One player who was not present, but still getting ink, was Kobe Bryant. Though Kobe has previously gone on record saying the 2012 games in London would be his last, Team USA chairman Jerry Colangelo left the door open for Kobe to compete in 2016. This led to a flurry of reports openly wondering if Kobe could, in fact, find his way onto the team.

Well, those reports will only intensify now that Colangelo has gone even further with comments detailing conversations with the Lakers’ star. From ESPN’s Dave McMenamin:

“I was quoted on Kobe,” Colangelo said after USA Basketball’s intrasquad scrimmage at the Thomas & Mack Center. “In response to a question about him, I said it would be a great story if he did [play in Rio].

“And so, he also mentioned to me in a private conversation that if he had his druthers, he would love to ride off into the sunset playing one more time and winning the gold medal. And that would be the end. But he was very quick to say, ‘But, I don’t want a spot. I need to earn the spot. I need to be capable of playing at that level to be considered.’ And I said, ‘You got that. That’s always there for you, Kobe.'”

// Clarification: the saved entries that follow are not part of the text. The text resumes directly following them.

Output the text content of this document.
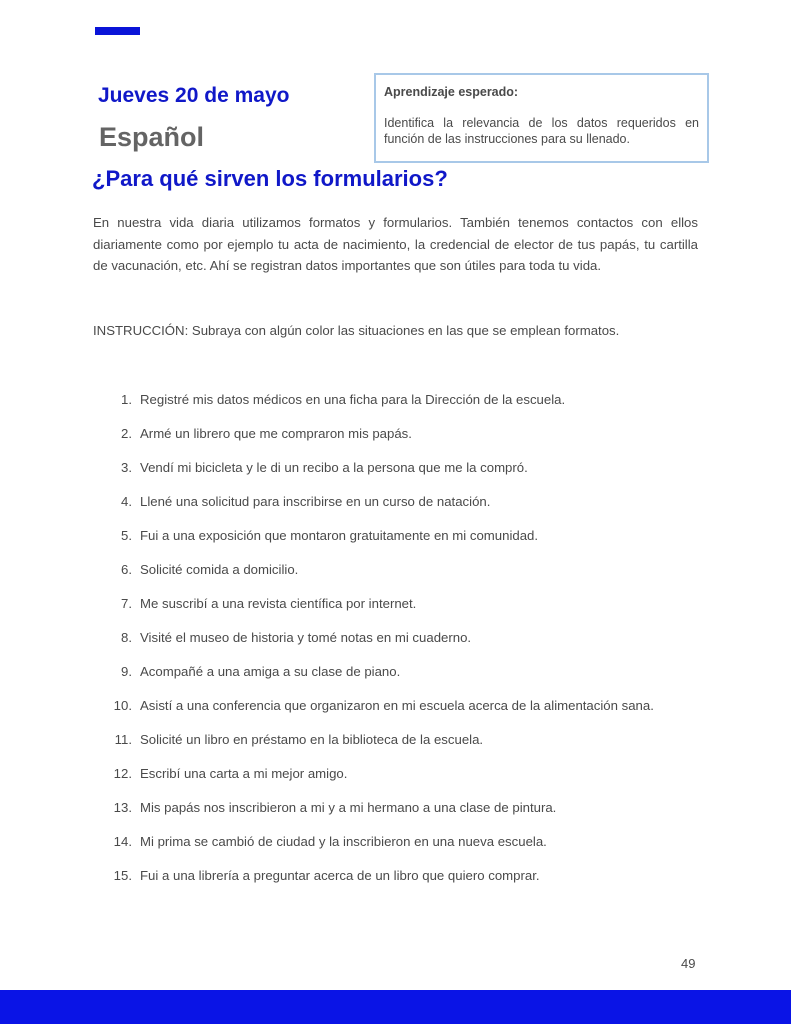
Jueves 20 de mayo
Español
Aprendizaje esperado:
Identifica la relevancia de los datos requeridos en función de las instrucciones para su llenado.
¿Para qué sirven los formularios?
En nuestra vida diaria utilizamos formatos y formularios. También tenemos contactos con ellos diariamente como por ejemplo tu acta de nacimiento, la credencial de elector de tus papás, tu cartilla de vacunación, etc. Ahí se registran datos importantes que son útiles para toda tu vida.
INSTRUCCIÓN: Subraya con algún color las situaciones en las que se emplean formatos.
1. Registré mis datos médicos en una ficha para la Dirección de la escuela.
2. Armé un librero que me compraron mis papás.
3. Vendí mi bicicleta y le di un recibo a la persona que me la compró.
4. Llené una solicitud para inscribirse en un curso de natación.
5. Fui a una exposición que montaron gratuitamente en mi comunidad.
6. Solicité comida a domicilio.
7. Me suscribí a una revista científica por internet.
8. Visité el museo de historia y tomé notas en mi cuaderno.
9. Acompañé a una amiga a su clase de piano.
10. Asistí a una conferencia que organizaron en mi escuela acerca de la alimentación sana.
11. Solicité un libro en préstamo en la biblioteca de la escuela.
12. Escribí una carta a mi mejor amigo.
13. Mis papás nos inscribieron a mi y a mi hermano a una clase de pintura.
14. Mi prima se cambió de ciudad y la inscribieron en una nueva escuela.
15. Fui a una librería a preguntar acerca de un libro que quiero comprar.
49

If Kobe cannot go out on a winning Lakers’ team, the next best thing would be for him to represent his country one last time, playing alongside the game’s elite players, and earning a gold medal in the Olympics. Kobe already has two golds (from 2008 in Beijing and 2012 in London), but joining his teammates on that medal stand one more time as the national anthem played would still be an amazing accomplishment.